Due to COVID-19 constraints, Halloween may look different this year, but a cool spooky spectacle will finish off a month of spectacular skywatching: a magnificent second full moon in a month.

The blue moon is the full moon that will be visible on Oct. 31, and it is the second full moon of the same month - following the Oct. 1 to Oct. 3 harvest moon. And as a special treat, for the first time since World War II, the 2020 Halloween full moon will be visible to the whole world, rather than just portions of it.

Here's what you need to know about this often misunderstood term:

What's a Blue Moon?

Monthly Blue Moon: The second full moon in a calendar month featuring two full moons.

Seasonal Blue Moon: the third full moon of the astronomical season (the period between the equinox and the solstice, or vice versa) with four full moons. This is the original scientific description.

Why do we have two full moons in October?

There was a full moon on Thursday, Oct. 1, 2020 - the "Harvest Moon." On Saturday, Oct. 31, 2020, the date of Halloween, there's also a full moon, the "Hunter's Moon."

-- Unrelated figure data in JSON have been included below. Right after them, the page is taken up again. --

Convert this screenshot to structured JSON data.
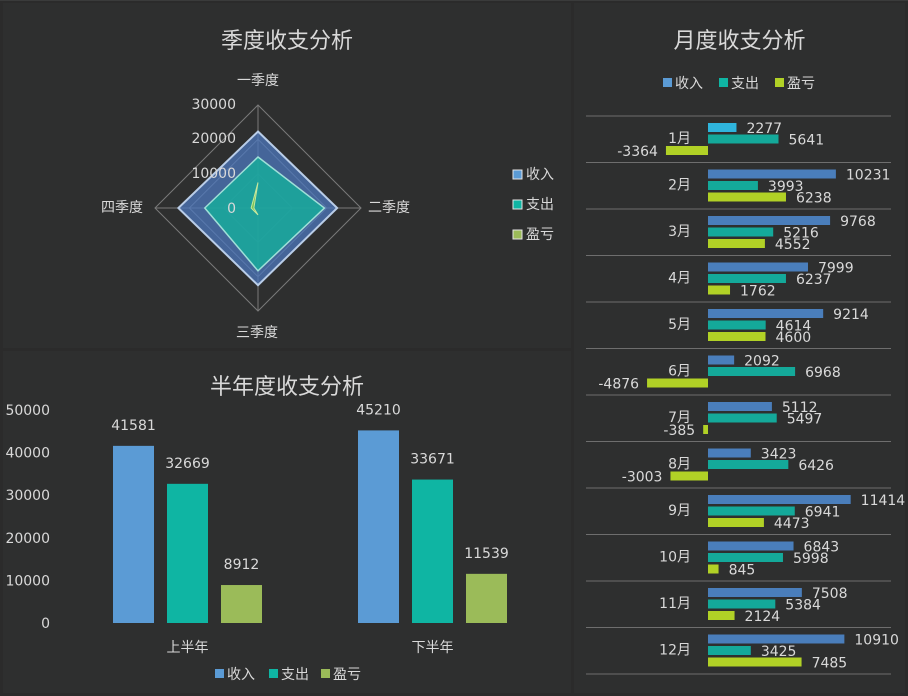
{
  "colors": {
    "income": "#5b9bd5",
    "expense": "#0fb5a3",
    "profit": "#9bbb59",
    "income_bar": "#4a7ebb",
    "expense_bar": "#14a99a",
    "profit_bar": "#b1d126",
    "month_jan_income": "#2fb5dd"
  },
  "quarter_panel": {
    "title": "季度收支分析",
    "legend": [
      "收入",
      "支出",
      "盈亏"
    ]
  },
  "half_panel": {
    "title": "半年度收支分析",
    "legend": [
      "收入",
      "支出",
      "盈亏"
    ]
  },
  "month_panel": {
    "title": "月度收支分析",
    "legend": [
      "收入",
      "支出",
      "盈亏"
    ]
  },
  "chart_data": [
    {
      "type": "radar",
      "title": "季度收支分析",
      "categories": [
        "一季度",
        "二季度",
        "三季度",
        "四季度"
      ],
      "axis_ticks": [
        "0",
        "10000",
        "20000",
        "30000"
      ],
      "rmax": 30000,
      "legend_position": "right",
      "series": [
        {
          "name": "收入",
          "values": [
            22276,
            23061,
            22500,
            23200
          ]
        },
        {
          "name": "支出",
          "values": [
            14850,
            19350,
            18300,
            15500
          ]
        },
        {
          "name": "盈亏",
          "values": [
            7426,
            -1200,
            2000,
            2000
          ]
        }
      ]
    },
    {
      "type": "bar",
      "title": "半年度收支分析",
      "categories": [
        "上半年",
        "下半年"
      ],
      "y_ticks": [
        "0",
        "10000",
        "20000",
        "30000",
        "40000",
        "50000"
      ],
      "ylim": [
        0,
        50000
      ],
      "legend_position": "bottom",
      "series": [
        {
          "name": "收入",
          "values": [
            41581,
            45210
          ]
        },
        {
          "name": "支出",
          "values": [
            32669,
            33671
          ]
        },
        {
          "name": "盈亏",
          "values": [
            8912,
            11539
          ]
        }
      ],
      "data_labels": [
        [
          "41581",
          "45210"
        ],
        [
          "32669",
          "33671"
        ],
        [
          "8912",
          "11539"
        ]
      ]
    },
    {
      "type": "bar",
      "orientation": "horizontal",
      "title": "月度收支分析",
      "categories": [
        "1月",
        "2月",
        "3月",
        "4月",
        "5月",
        "6月",
        "7月",
        "8月",
        "9月",
        "10月",
        "11月",
        "12月"
      ],
      "legend_position": "top",
      "series": [
        {
          "name": "收入",
          "values": [
            2277,
            10231,
            9768,
            7999,
            9214,
            2092,
            5112,
            3423,
            11414,
            6843,
            7508,
            10910
          ]
        },
        {
          "name": "支出",
          "values": [
            5641,
            3993,
            5216,
            6237,
            4614,
            6968,
            5497,
            6426,
            6941,
            5998,
            5384,
            3425
          ]
        },
        {
          "name": "盈亏",
          "values": [
            -3364,
            6238,
            4552,
            1762,
            4600,
            -4876,
            -385,
            -3003,
            4473,
            845,
            2124,
            7485
          ]
        }
      ],
      "data_labels": [
        [
          "2277",
          "10231",
          "9768",
          "7999",
          "9214",
          "2092",
          "5112",
          "3423",
          "11414",
          "6843",
          "7508",
          "10910"
        ],
        [
          "5641",
          "3993",
          "5216",
          "6237",
          "4614",
          "6968",
          "5497",
          "6426",
          "6941",
          "5998",
          "5384",
          "3425"
        ],
        [
          "-3364",
          "6238",
          "4552",
          "1762",
          "4600",
          "-4876",
          "-385",
          "-3003",
          "4473",
          "845",
          "2124",
          "7485"
        ]
      ]
    }
  ]
}
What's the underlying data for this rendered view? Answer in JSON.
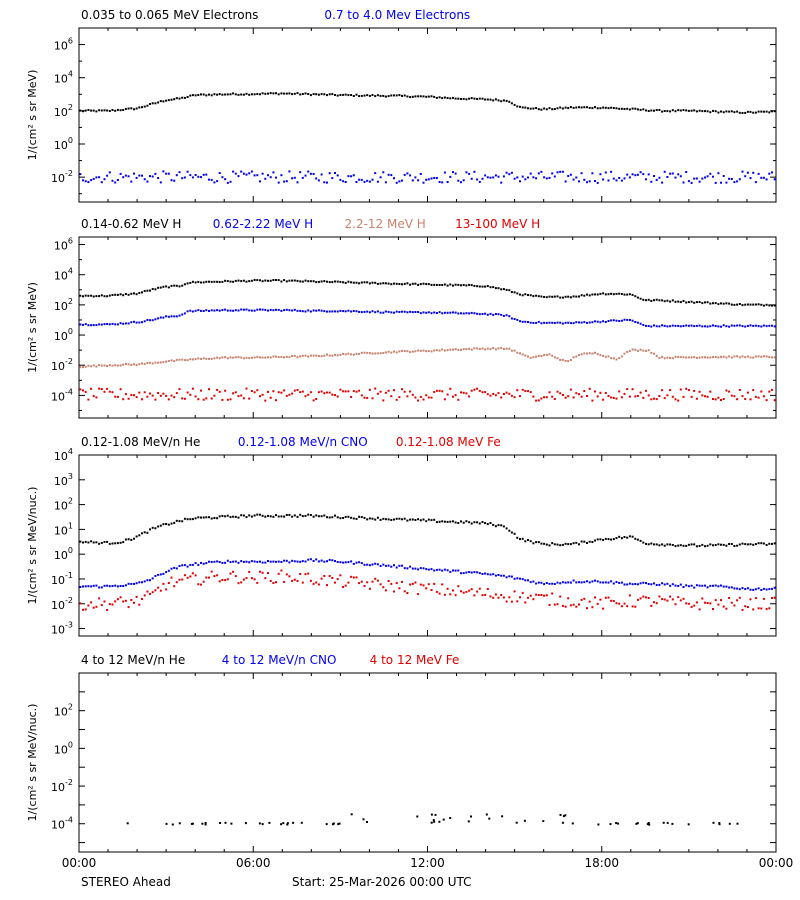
{
  "colors": {
    "black": "#000000",
    "blue": "#0000ee",
    "tan": "#c8826e",
    "red": "#e00000",
    "frame": "#000000"
  },
  "footer": {
    "left": "STEREO Ahead",
    "center": "Start: 25-Mar-2026 00:00 UTC"
  },
  "x_axis": {
    "range_hours": [
      0,
      24
    ],
    "ticks": [
      {
        "h": 0,
        "label": "00:00"
      },
      {
        "h": 6,
        "label": "06:00"
      },
      {
        "h": 12,
        "label": "12:00"
      },
      {
        "h": 18,
        "label": "18:00"
      },
      {
        "h": 24,
        "label": "00:00"
      }
    ]
  },
  "chart_data": [
    {
      "type": "scatter",
      "id": "electrons",
      "ylabel": "1/(cm² s sr MeV)",
      "scale": "log",
      "ylim_exp": [
        -3.5,
        7
      ],
      "tick_exps": [
        -2,
        0,
        2,
        4,
        6
      ],
      "label_exps": [
        -2,
        0,
        2,
        4,
        6
      ],
      "series": [
        {
          "name": "0.035 to 0.065 MeV Electrons",
          "color": "#000000",
          "x": [
            0,
            1,
            2,
            2.5,
            3,
            3.5,
            4,
            5,
            6,
            7,
            8,
            9,
            10,
            11,
            12,
            13,
            14,
            14.8,
            15.2,
            16,
            17,
            18,
            19,
            20,
            21,
            22,
            23,
            24
          ],
          "y": [
            2.0,
            2.0,
            2.15,
            2.4,
            2.65,
            2.75,
            2.95,
            3.0,
            3.02,
            3.05,
            3.0,
            2.95,
            2.92,
            2.9,
            2.85,
            2.75,
            2.7,
            2.6,
            2.2,
            2.1,
            2.2,
            2.2,
            2.1,
            2.0,
            2.0,
            1.95,
            1.9,
            1.95
          ]
        },
        {
          "name": "0.7 to 4.0 Mev Electrons",
          "color": "#0000ee",
          "x": [
            0,
            24
          ],
          "y": [
            -2.0,
            -2.0
          ],
          "scatter": 0.35
        }
      ]
    },
    {
      "type": "scatter",
      "id": "protons",
      "ylabel": "1/(cm² s sr MeV)",
      "scale": "log",
      "ylim_exp": [
        -5.5,
        6.5
      ],
      "tick_exps": [
        -4,
        -2,
        0,
        2,
        4,
        6
      ],
      "label_exps": [
        -4,
        -2,
        0,
        2,
        4,
        6
      ],
      "series": [
        {
          "name": "0.14-0.62 MeV H",
          "color": "#000000",
          "x": [
            0,
            1,
            2,
            2.5,
            3,
            3.5,
            3.7,
            4,
            5,
            6,
            7,
            8,
            9,
            10,
            11,
            12,
            13,
            14,
            14.7,
            15.2,
            16,
            17,
            18,
            19,
            19.5,
            20,
            21,
            22,
            23,
            24
          ],
          "y": [
            2.6,
            2.6,
            2.75,
            3.0,
            3.2,
            3.25,
            3.45,
            3.5,
            3.55,
            3.6,
            3.6,
            3.55,
            3.5,
            3.45,
            3.4,
            3.35,
            3.3,
            3.25,
            3.0,
            2.7,
            2.5,
            2.55,
            2.75,
            2.7,
            2.3,
            2.3,
            2.2,
            2.1,
            2.0,
            2.0
          ]
        },
        {
          "name": "0.62-2.22 MeV H",
          "color": "#0000ee",
          "x": [
            0,
            1,
            2,
            2.5,
            3,
            3.5,
            3.7,
            4,
            5,
            6,
            7,
            8,
            9,
            10,
            11,
            12,
            13,
            14,
            14.7,
            15.2,
            16,
            17,
            18,
            19,
            19.5,
            20,
            21,
            22,
            23,
            24
          ],
          "y": [
            0.7,
            0.7,
            0.85,
            1.0,
            1.2,
            1.3,
            1.55,
            1.6,
            1.65,
            1.65,
            1.65,
            1.6,
            1.6,
            1.55,
            1.5,
            1.5,
            1.45,
            1.4,
            1.3,
            0.9,
            0.8,
            0.8,
            0.9,
            1.0,
            0.6,
            0.6,
            0.6,
            0.6,
            0.6,
            0.6
          ]
        },
        {
          "name": "2.2-12 MeV H",
          "color": "#c8826e",
          "x": [
            0,
            1,
            2,
            3,
            4,
            5,
            6,
            7,
            8,
            9,
            10,
            11,
            12,
            13,
            14,
            14.8,
            15.5,
            16.2,
            16.8,
            17.2,
            17.8,
            18.5,
            19,
            19.3,
            19.6,
            20,
            22,
            24
          ],
          "y": [
            -2.1,
            -2.0,
            -1.95,
            -1.75,
            -1.6,
            -1.5,
            -1.5,
            -1.45,
            -1.4,
            -1.3,
            -1.2,
            -1.1,
            -1.05,
            -0.95,
            -0.9,
            -0.9,
            -1.5,
            -1.3,
            -1.8,
            -1.3,
            -1.2,
            -1.6,
            -1.0,
            -1.0,
            -1.0,
            -1.5,
            -1.45,
            -1.45
          ]
        },
        {
          "name": "13-100 MeV H",
          "color": "#e00000",
          "x": [
            0,
            24
          ],
          "y": [
            -3.95,
            -3.95
          ],
          "scatter": 0.4
        }
      ]
    },
    {
      "type": "scatter",
      "id": "heavy",
      "ylabel": "1/(cm² s sr MeV/nuc.)",
      "scale": "log",
      "ylim_exp": [
        -3.3,
        4
      ],
      "tick_exps": [
        -3,
        -2,
        -1,
        0,
        1,
        2,
        3,
        4
      ],
      "label_exps": [
        -3,
        -2,
        -1,
        0,
        1,
        2,
        3,
        4
      ],
      "series": [
        {
          "name": "0.12-1.08 MeV/n He",
          "color": "#000000",
          "x": [
            0,
            1,
            1.5,
            2,
            2.5,
            3,
            3.5,
            4,
            5,
            6,
            7,
            8,
            9,
            10,
            11,
            12,
            13,
            14,
            14.7,
            15.2,
            16,
            17,
            18,
            19,
            19.5,
            20,
            21,
            22,
            23,
            24
          ],
          "y": [
            0.5,
            0.45,
            0.5,
            0.7,
            1.0,
            1.2,
            1.35,
            1.45,
            1.5,
            1.55,
            1.55,
            1.55,
            1.5,
            1.45,
            1.4,
            1.35,
            1.3,
            1.25,
            1.1,
            0.6,
            0.4,
            0.4,
            0.6,
            0.7,
            0.45,
            0.4,
            0.35,
            0.35,
            0.4,
            0.4
          ]
        },
        {
          "name": "0.12-1.08 MeV/n CNO",
          "color": "#0000ee",
          "x": [
            0,
            1,
            2,
            2.5,
            3,
            3.5,
            4,
            5,
            6,
            7,
            8,
            9,
            10,
            11,
            12,
            13,
            14,
            14.7,
            15.2,
            16,
            17,
            18,
            19,
            20,
            21,
            22,
            23,
            24
          ],
          "y": [
            -1.3,
            -1.3,
            -1.2,
            -1.0,
            -0.7,
            -0.5,
            -0.4,
            -0.3,
            -0.3,
            -0.3,
            -0.25,
            -0.3,
            -0.4,
            -0.5,
            -0.6,
            -0.7,
            -0.8,
            -0.9,
            -1.0,
            -1.2,
            -1.1,
            -1.1,
            -1.2,
            -1.2,
            -1.3,
            -1.3,
            -1.4,
            -1.4
          ]
        },
        {
          "name": "0.12-1.08 MeV Fe",
          "color": "#e00000",
          "x": [
            0,
            1,
            2,
            2.5,
            3,
            4,
            5,
            6,
            7,
            8,
            9,
            10,
            11,
            12,
            13,
            14,
            15,
            16,
            17,
            18,
            19,
            20,
            21,
            22,
            23,
            24
          ],
          "y": [
            -2.0,
            -2.0,
            -1.9,
            -1.7,
            -1.2,
            -1.0,
            -0.9,
            -0.95,
            -0.9,
            -1.0,
            -1.1,
            -1.2,
            -1.3,
            -1.4,
            -1.5,
            -1.6,
            -1.7,
            -1.8,
            -1.9,
            -2.0,
            -1.9,
            -1.9,
            -2.0,
            -2.0,
            -2.0,
            -2.0
          ],
          "scatter": 0.25
        }
      ]
    },
    {
      "type": "scatter",
      "id": "high",
      "ylabel": "1/(cm² s sr MeV/nuc.)",
      "scale": "log",
      "ylim_exp": [
        -5.5,
        4
      ],
      "tick_exps": [
        -5,
        -4,
        -3,
        -2,
        -1,
        0,
        1,
        2,
        3
      ],
      "label_exps": [
        -4,
        -2,
        0,
        2
      ],
      "series": [
        {
          "name": "4 to 12 MeV/n He",
          "color": "#000000",
          "x": [
            0,
            24
          ],
          "y": [
            -4.0,
            -4.0
          ],
          "sparse": true
        },
        {
          "name": "4 to 12 MeV/n CNO",
          "color": "#0000ee",
          "x": [],
          "y": []
        },
        {
          "name": "4 to 12 MeV Fe",
          "color": "#e00000",
          "x": [],
          "y": []
        }
      ]
    }
  ]
}
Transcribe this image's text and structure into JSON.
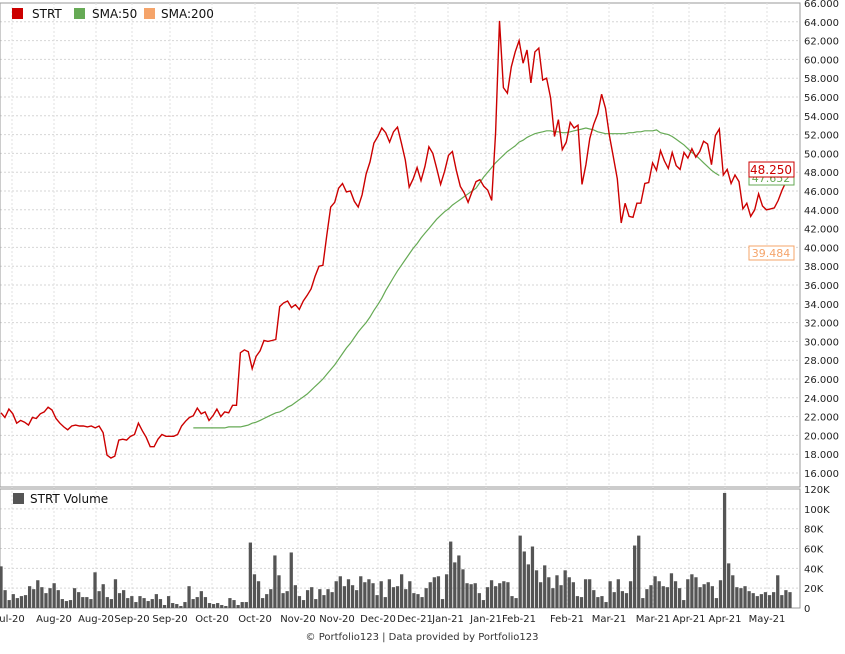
{
  "legend": {
    "price": {
      "label": "STRT",
      "color": "#cc0000"
    },
    "sma50": {
      "label": "SMA:50",
      "color": "#66aa55"
    },
    "sma200": {
      "label": "SMA:200",
      "color": "#f5a46a"
    }
  },
  "volume_legend": {
    "label": "STRT Volume",
    "color": "#555555"
  },
  "footer": "© Portfolio123 | Data provided by Portfolio123",
  "price_badges": {
    "last": "48.250",
    "sma50": "47.652",
    "sma200": "39.484"
  },
  "chart_data": [
    {
      "type": "line",
      "x_labels": [
        "ul-20",
        "Aug-20",
        "Aug-20",
        "Sep-20",
        "Sep-20",
        "Oct-20",
        "Oct-20",
        "Nov-20",
        "Nov-20",
        "Dec-20",
        "Dec-21",
        "Jan-21",
        "Jan-21",
        "Feb-21",
        "Feb-21",
        "Mar-21",
        "Mar-21",
        "Apr-21",
        "Apr-21",
        "May-21"
      ],
      "ylim": [
        16,
        66
      ],
      "y_ticks": [
        "16.000",
        "18.000",
        "20.000",
        "22.000",
        "24.000",
        "26.000",
        "28.000",
        "30.000",
        "32.000",
        "34.000",
        "36.000",
        "38.000",
        "40.000",
        "42.000",
        "44.000",
        "46.000",
        "48.000",
        "50.000",
        "52.000",
        "54.000",
        "56.000",
        "58.000",
        "60.000",
        "62.000",
        "64.000",
        "66.000"
      ],
      "series": [
        {
          "name": "STRT",
          "values": [
            22.4,
            21.9,
            22.8,
            22.3,
            21.3,
            21.6,
            21.4,
            21.1,
            21.9,
            21.8,
            22.3,
            22.5,
            23.0,
            22.7,
            21.8,
            21.3,
            20.9,
            20.6,
            21.0,
            21.1,
            21.0,
            21.0,
            20.9,
            21.0,
            20.8,
            21.0,
            20.3,
            17.9,
            17.6,
            17.8,
            19.5,
            19.6,
            19.5,
            19.9,
            20.1,
            21.3,
            20.5,
            19.8,
            18.8,
            18.8,
            19.6,
            20.1,
            19.9,
            19.9,
            19.9,
            20.1,
            21.0,
            21.5,
            21.9,
            22.1,
            22.9,
            22.3,
            22.5,
            21.6,
            22.1,
            22.8,
            22.0,
            22.5,
            22.4,
            23.2,
            23.2,
            28.8,
            29.1,
            28.9,
            27.1,
            28.4,
            29.0,
            30.1,
            30.0,
            30.1,
            30.2,
            33.7,
            34.1,
            34.3,
            33.6,
            33.9,
            33.4,
            34.3,
            34.9,
            35.6,
            36.9,
            38.0,
            38.1,
            41.3,
            44.3,
            44.8,
            46.3,
            46.8,
            45.9,
            46.0,
            44.9,
            44.3,
            45.6,
            47.8,
            49.1,
            51.1,
            51.8,
            52.7,
            52.2,
            51.2,
            52.3,
            52.8,
            51.1,
            49.3,
            46.4,
            47.3,
            48.5,
            47.1,
            48.6,
            50.7,
            50.0,
            48.4,
            46.7,
            48.1,
            49.8,
            50.2,
            48.2,
            46.5,
            45.8,
            44.8,
            45.9,
            47.0,
            47.2,
            46.5,
            46.1,
            45.0,
            52.2,
            64.1,
            57.0,
            56.4,
            59.2,
            60.8,
            62.0,
            59.6,
            61.0,
            57.5,
            60.8,
            61.2,
            57.8,
            58.0,
            55.9,
            51.8,
            53.6,
            50.4,
            51.2,
            53.3,
            52.7,
            53.0,
            46.7,
            48.8,
            51.6,
            53.1,
            54.2,
            56.3,
            54.8,
            51.9,
            49.6,
            47.3,
            42.6,
            44.7,
            43.3,
            43.2,
            44.7,
            44.7,
            46.8,
            46.9,
            49.0,
            48.2,
            50.3,
            49.2,
            48.4,
            50.1,
            48.7,
            48.3,
            50.1,
            49.5,
            50.5,
            49.6,
            50.2,
            51.3,
            51.0,
            48.8,
            51.9,
            52.6,
            47.7,
            48.3,
            46.8,
            47.7,
            47.0,
            44.1,
            44.7,
            43.3,
            44.0,
            45.7,
            44.4,
            44.0,
            44.1,
            44.2,
            45.0,
            46.1,
            47.0,
            48.25
          ]
        },
        {
          "name": "SMA:50",
          "start_index": 49,
          "values": [
            20.8,
            20.8,
            20.8,
            20.8,
            20.8,
            20.8,
            20.8,
            20.8,
            20.8,
            20.9,
            20.9,
            20.9,
            20.9,
            21.0,
            21.1,
            21.3,
            21.4,
            21.6,
            21.8,
            22.0,
            22.2,
            22.4,
            22.5,
            22.7,
            23.0,
            23.2,
            23.5,
            23.8,
            24.1,
            24.4,
            24.8,
            25.2,
            25.6,
            26.0,
            26.5,
            27.0,
            27.5,
            28.1,
            28.7,
            29.3,
            29.8,
            30.4,
            31.0,
            31.5,
            32.0,
            32.6,
            33.3,
            33.9,
            34.6,
            35.4,
            36.1,
            36.8,
            37.5,
            38.1,
            38.7,
            39.3,
            39.9,
            40.4,
            41.0,
            41.5,
            42.0,
            42.5,
            43.0,
            43.4,
            43.8,
            44.1,
            44.5,
            44.8,
            45.1,
            45.4,
            45.7,
            46.0,
            46.3,
            46.9,
            47.5,
            48.0,
            48.5,
            49.0,
            49.4,
            49.8,
            50.2,
            50.5,
            50.8,
            51.2,
            51.4,
            51.7,
            51.9,
            52.1,
            52.2,
            52.3,
            52.4,
            52.4,
            52.3,
            52.3,
            52.2,
            52.2,
            52.3,
            52.4,
            52.5,
            52.6,
            52.7,
            52.6,
            52.5,
            52.3,
            52.2,
            52.1,
            52.1,
            52.1,
            52.1,
            52.1,
            52.1,
            52.2,
            52.2,
            52.3,
            52.3,
            52.4,
            52.4,
            52.4,
            52.5,
            52.2,
            52.1,
            52.0,
            51.8,
            51.5,
            51.2,
            50.9,
            50.5,
            50.1,
            49.8,
            49.4,
            49.0,
            48.6,
            48.2,
            47.9,
            47.652
          ]
        }
      ]
    },
    {
      "type": "bar",
      "title": "STRT Volume",
      "ylim": [
        0,
        120000
      ],
      "y_ticks": [
        "0",
        "20K",
        "40K",
        "60K",
        "80K",
        "100K",
        "120K"
      ],
      "series": [
        {
          "name": "STRT Volume",
          "values": [
            42000,
            18000,
            8000,
            14000,
            10000,
            12000,
            13000,
            22000,
            19000,
            28000,
            21000,
            15000,
            20000,
            25000,
            18000,
            9000,
            7000,
            8000,
            20000,
            16000,
            11000,
            11000,
            9000,
            36000,
            17000,
            24000,
            11000,
            9000,
            29000,
            15000,
            18000,
            10000,
            12000,
            6000,
            12000,
            10000,
            7000,
            9000,
            14000,
            9000,
            3000,
            12000,
            5000,
            4000,
            2000,
            6000,
            22000,
            9000,
            11000,
            17000,
            11000,
            5000,
            4000,
            5000,
            3000,
            2000,
            10000,
            8000,
            3000,
            6000,
            6000,
            66000,
            34000,
            27000,
            10000,
            14000,
            19000,
            53000,
            33000,
            15000,
            17000,
            56000,
            23000,
            12000,
            8000,
            18000,
            21000,
            9000,
            19000,
            13000,
            19000,
            16000,
            27000,
            32000,
            22000,
            29000,
            23000,
            18000,
            32000,
            26000,
            29000,
            25000,
            13000,
            27000,
            11000,
            29000,
            21000,
            22000,
            34000,
            19000,
            27000,
            15000,
            14000,
            11000,
            20000,
            26000,
            31000,
            32000,
            9000,
            34000,
            67000,
            46000,
            53000,
            39000,
            25000,
            24000,
            25000,
            15000,
            8000,
            21000,
            28000,
            22000,
            25000,
            27000,
            26000,
            12000,
            10000,
            73000,
            57000,
            44000,
            62000,
            38000,
            26000,
            43000,
            31000,
            20000,
            33000,
            23000,
            38000,
            31000,
            26000,
            12000,
            11000,
            29000,
            29000,
            18000,
            11000,
            12000,
            6000,
            27000,
            16000,
            29000,
            17000,
            15000,
            27000,
            63000,
            73000,
            10000,
            19000,
            23000,
            32000,
            27000,
            22000,
            21000,
            35000,
            27000,
            20000,
            8000,
            29000,
            34000,
            31000,
            21000,
            24000,
            26000,
            22000,
            10000,
            28000,
            116000,
            45000,
            33000,
            21000,
            20000,
            22000,
            17000,
            15000,
            12000,
            14000,
            16000,
            13000,
            16000,
            33000,
            13000,
            18000,
            16000
          ]
        }
      ]
    }
  ]
}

It's because the moon takes 29.53 days to complete one full Earth orbit, meaning it can return to that single phase in only a month's time. 12 x 29.53=354.36 days, which is a lunar year.

How is it possible to have 13 moons in the same year?

There's an additional full moon for 2020. Since a lunar year is 354.36 days and the Sun's orbit around the Earth takes 365.25 days, there is a break every two or three years (precisely 2.7 years, on average) that makes one additional full moon in a year, totalling 13 full moons.

If that happens, that's what's called a "Blue Moon."

According to Timeanddate.com, every two or three years, a "Blue Moon" or one or another type occurs, but a monthly "Blue Moon" is slightly more common.

In fact, February, which only lasts for 28 days (or 29 days, as in 2020, which is a leap year), is the only month when a monthly "Blue Moon" cannot occur, so February occasionally doesn't even have one full moon.

What is a Blue Moon like?

It looks like a full moon like any other. Not blue at all. Nonetheless, that is to underplay what the moon looks like at the full moon date. Sure, it's nothing special when it's high in the sky, just a bright, white orb that is too startling to look at.

The full moon is a phenomenal sight, however, as it appears in muted oranges and yellows on the horizon at dusk in the east.